Pressemitteilung v. 20.7.2010
 


Gut wohnen in Kassel

„Wo die Kasseler gut wohnen - das entspricht wohl in erster Linie deren subjektivem Empfinden. In diese subjektive Beurteilung fließen Kriterien ein, die sehr persönlicher Art sind und nicht mit denen eines bundesweit ansetzenden Wohnkompasses übereinstimmen müssen“, so der Stadtverordnete Wolfgang Rudolph, Sprecher der SPD-Fraktion für Stadtentwicklung.

Dennoch sei es löblich, wenn das Wirtschaftsmagazin Capital den Versuch unternehme, nach einheitlichen Kriterien Wohnstandorte in der ganzen Republik transparent und vergleichbar zu machen. Rudolph warnt aber davor, die Ergebnisse bis hinunter auf die Ebene von Straßenzügen unkritisch zu betrachten. „Je näher man an die Menschen und ihre Wohnungen herangeht, umso ungenauer werden die Erkenntnisse. Das ist der angewandten Methode geschuldet, denn für solche Bewertungen des Mikrostandortes fehlt eine ausreichende Zahl von Beurteilungsdaten“.

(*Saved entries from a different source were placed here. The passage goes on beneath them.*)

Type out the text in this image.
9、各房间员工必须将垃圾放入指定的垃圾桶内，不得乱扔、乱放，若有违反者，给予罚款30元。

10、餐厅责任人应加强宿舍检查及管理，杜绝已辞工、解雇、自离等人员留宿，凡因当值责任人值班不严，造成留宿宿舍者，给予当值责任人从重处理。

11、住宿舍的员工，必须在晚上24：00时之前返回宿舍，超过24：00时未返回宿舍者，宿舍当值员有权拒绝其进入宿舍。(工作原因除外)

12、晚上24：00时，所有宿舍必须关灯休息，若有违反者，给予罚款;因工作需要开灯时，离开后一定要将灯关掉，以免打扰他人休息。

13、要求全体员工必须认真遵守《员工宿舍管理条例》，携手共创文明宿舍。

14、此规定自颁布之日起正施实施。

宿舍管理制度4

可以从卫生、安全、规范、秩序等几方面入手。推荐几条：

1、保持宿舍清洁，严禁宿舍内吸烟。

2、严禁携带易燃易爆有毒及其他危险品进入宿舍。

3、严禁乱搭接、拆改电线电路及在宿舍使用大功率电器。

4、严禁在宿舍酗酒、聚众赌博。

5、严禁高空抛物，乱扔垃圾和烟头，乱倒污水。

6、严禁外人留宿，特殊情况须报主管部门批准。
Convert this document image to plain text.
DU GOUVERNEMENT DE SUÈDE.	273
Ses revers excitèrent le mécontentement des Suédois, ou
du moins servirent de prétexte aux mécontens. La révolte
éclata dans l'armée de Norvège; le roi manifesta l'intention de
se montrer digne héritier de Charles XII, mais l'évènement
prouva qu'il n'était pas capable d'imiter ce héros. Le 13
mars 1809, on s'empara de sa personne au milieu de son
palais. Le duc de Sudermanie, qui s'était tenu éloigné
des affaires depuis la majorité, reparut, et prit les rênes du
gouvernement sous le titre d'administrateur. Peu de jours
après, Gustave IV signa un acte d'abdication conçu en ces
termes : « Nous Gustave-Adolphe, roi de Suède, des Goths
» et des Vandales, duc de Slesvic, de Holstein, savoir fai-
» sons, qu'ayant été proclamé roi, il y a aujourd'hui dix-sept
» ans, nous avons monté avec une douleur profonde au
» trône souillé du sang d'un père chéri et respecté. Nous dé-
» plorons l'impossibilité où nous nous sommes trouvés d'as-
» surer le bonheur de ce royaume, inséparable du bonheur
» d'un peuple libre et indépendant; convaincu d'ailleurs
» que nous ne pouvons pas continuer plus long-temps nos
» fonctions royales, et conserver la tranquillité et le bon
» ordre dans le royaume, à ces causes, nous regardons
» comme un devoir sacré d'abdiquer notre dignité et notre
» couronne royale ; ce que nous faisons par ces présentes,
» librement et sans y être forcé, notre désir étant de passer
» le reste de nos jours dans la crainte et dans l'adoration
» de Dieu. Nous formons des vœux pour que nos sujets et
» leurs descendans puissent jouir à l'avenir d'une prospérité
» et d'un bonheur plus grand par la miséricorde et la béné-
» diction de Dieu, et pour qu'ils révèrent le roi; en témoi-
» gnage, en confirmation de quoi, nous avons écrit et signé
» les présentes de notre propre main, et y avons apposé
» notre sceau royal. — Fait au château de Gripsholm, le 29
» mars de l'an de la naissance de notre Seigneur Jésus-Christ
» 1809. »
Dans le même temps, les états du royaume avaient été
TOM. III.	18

Ellen Lappöhn, wohnungspolitische Sprecherin der SPD-Fraktion, weist auf mögliche negative Folgen solcher Studien hin: „Betrachtet man die von Capital herausgegebene Karte, so häufen sich die Quartiere mit „einfacher Lage“ zum Beispiel im Kasseler Osten. Dadurch werden alte Vorurteile bestätigt und vermeintlich wissenschaftlich abgesichert. Daraus kann ein Image-Schaden entstehen“. Dies sei ärgerlich, weil doch gerade solche Wohnlagen über interessante Potenziale verfügten. „Warum sollte sich ein nach Kassel ziehender Neubürger nur an den TOP-Wohnlagen orientieren - im Kasseler Osten beispielsweise sind die Preise wesentlich günstiger als am Habichtswaldrand, und es gibt auch dort grüne und ruhige Wohnstandorte“, so Lappöhn.

Aus Kasseler Sicht beinhalteten die Ergebnisse etliche Widersprüche innerhalb der Stadtteile und Wohnbezirke, die aus der vor-Ort-Sicht nicht erklärbar seien. Insgesamt komme Kassel bei dieser Erhebung aber nicht schlecht weg - über das ganze Stadtgebiet verteilt fänden sich „gute Wohnlagen“ in großer Zahl, die offensichtlich Nachfrage erführen. „Kassel scheint von anziehender Wirtschaftskraft und endlich wieder mehr Arbeitsplätzen ebenso zu profitieren, wie durch die erhalten gebliebene dezentrale Struktur seiner vielfältigen Stadtteilkulturen“, bilanzieren Lappöhn und Rudolph.